What Doctors Who Don’t Specialize in Hormone Replacement Don’t Understand

Posted on

Kathy-Maupin-in-Lab-Coat-high-rez-214x300I often receive accusations from colleagues who don’t understand the difference between total testosterone (inactive form + active forms of testosterone) and free testosterone (active form.) As several of  these very educated and accomplished doctors claim, my female patients’ testosterone levels are the same as a male’s testosterone level. They base this analysis on various blood tests that my patients undergo. However, any analysis that considers testosterone levels to be equal between men and women is a misleading and misinformed analysis. Testosterone, in fact, functions very differently in women than it does in men. Women have testosterone throughout their productive lives, and it is 3X as plentiful as estradiol (young women’s estrogen). After the age of 40, however, testosterone drops to a level that is too low to produce the positive effects that it once produced, and many negative symptoms may develop, including:

  • Fatigue
  • Belly fat increases
  • Loss of Libido
  • Loss of muscle mass, strength and stamina
  • Memory loss
  • Dry eyes
  • Dry vagina
  • Sagging skin
  • Increase in subcutaneous fat

Loss of testosterone after the age of 40 can also cause many of the problems that Internal Medicine doctors regularly treat with individual medicines for each problem, including:

  • High Cholesterol
  • High Triglycerides
  • Weight gain/fat gain
  • Fatigue
  • Balance problems
  • Sarcopenia (loss of muscle mass and strength)
  • Frailty
  • High blood pressure
  • Diabetes, insulin resistance, hypoglycemia
  • Dementia
  • Osteoporosis
  • Heart disease/inflammation, weak heart muscles, atherosclerosis
  • Alzheimer’s disease

Most of these problems can be prevented or treated by replacing the testosterone we had in youth. This method is the same for both women and for men. Replacing testosterone in male patients is common practice and widely accepted as a means of resolving the underlying issues of the symptoms above. Interestingly, women need testosterone for the very same reasons. The problem that non-gynecologist physicians and even some within my own specialty don’t understand (and may find upsetting) is that the necessary hormone replacement dose of testosterone in women after 40, relative to their total testosterone, is not the same as what it is for men. Consider the following:

Fact 1:  Men have many more genetically-programmed, cell-based receptors than women have. So, the effects of testosterone in men is amplified. In other words, a lot less testosterone makes a bigger impact in men.
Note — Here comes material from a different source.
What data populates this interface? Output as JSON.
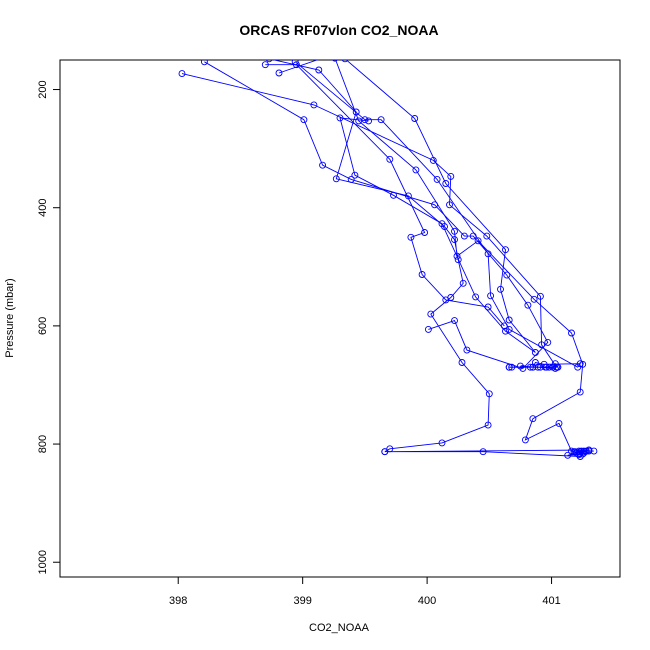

Fact 2: Women lose testosterone receptors throughout their body after the age of 40. Men don’t start losing those receptors until 15 years later. So, women feel the effects of low testosterone earlier and more acutely.

Fact 3:  Men have a much higher percentage of the active form of testosterone than women have.  If a woman and a man each have a level of 200 total testosterone, the woman may have only 10 pg/ml of free testosterone, and the man may have 100 pg/ml of free testosterone. The total number doesn’t mean much in women except for serving as a marker to determine the ideal level for that individual woman, as well as how efficiently replacement testosterone is absorbed in the blood stream.

Fact 4:  Women have much more estrogen than men. Estrogen does two things to decrease the effectiveness of testosterone in women:  1) It competes better (3 to 1) with testosterone for the same receptor sites on every cell.  More estrogen means a lesser effect from testosterone.  Men have almost no estrogen, so their testosterone attaches to these receptors without competition and thus is much more effective. 2) Estrogen increases the production of the protein SHBG from the liver, which increases the amount of protein that deactivates testosterone. Men have very little estrogen, and therefore have a higher free testosterone level.

Fact 5:  As women age the percentage of active testosterone begins to decrease. This begins at a younger age for women than it does for men, and continues throughout their lifetime.

As you can see, the activity of testosterone in women and men is completely different for the same total testosterone level. You cannot say to a woman, “You have the testosterone of a 40 year old male,” because the same total will have a fraction of the effect as it would on a man. There are fewer receptors on a woman’s cells and the receptors for testosterone have to compete with estradiol to attach to a cell. Women have fewer testosterone receptors to begin with. We lose testosterone as we age beyond 40. Therefore, we need hormone replacement in order to prevent illness and disability. Testosterone can take the place of multiple drugs, and women need a higher level of free testosterone than we did before the age of 40.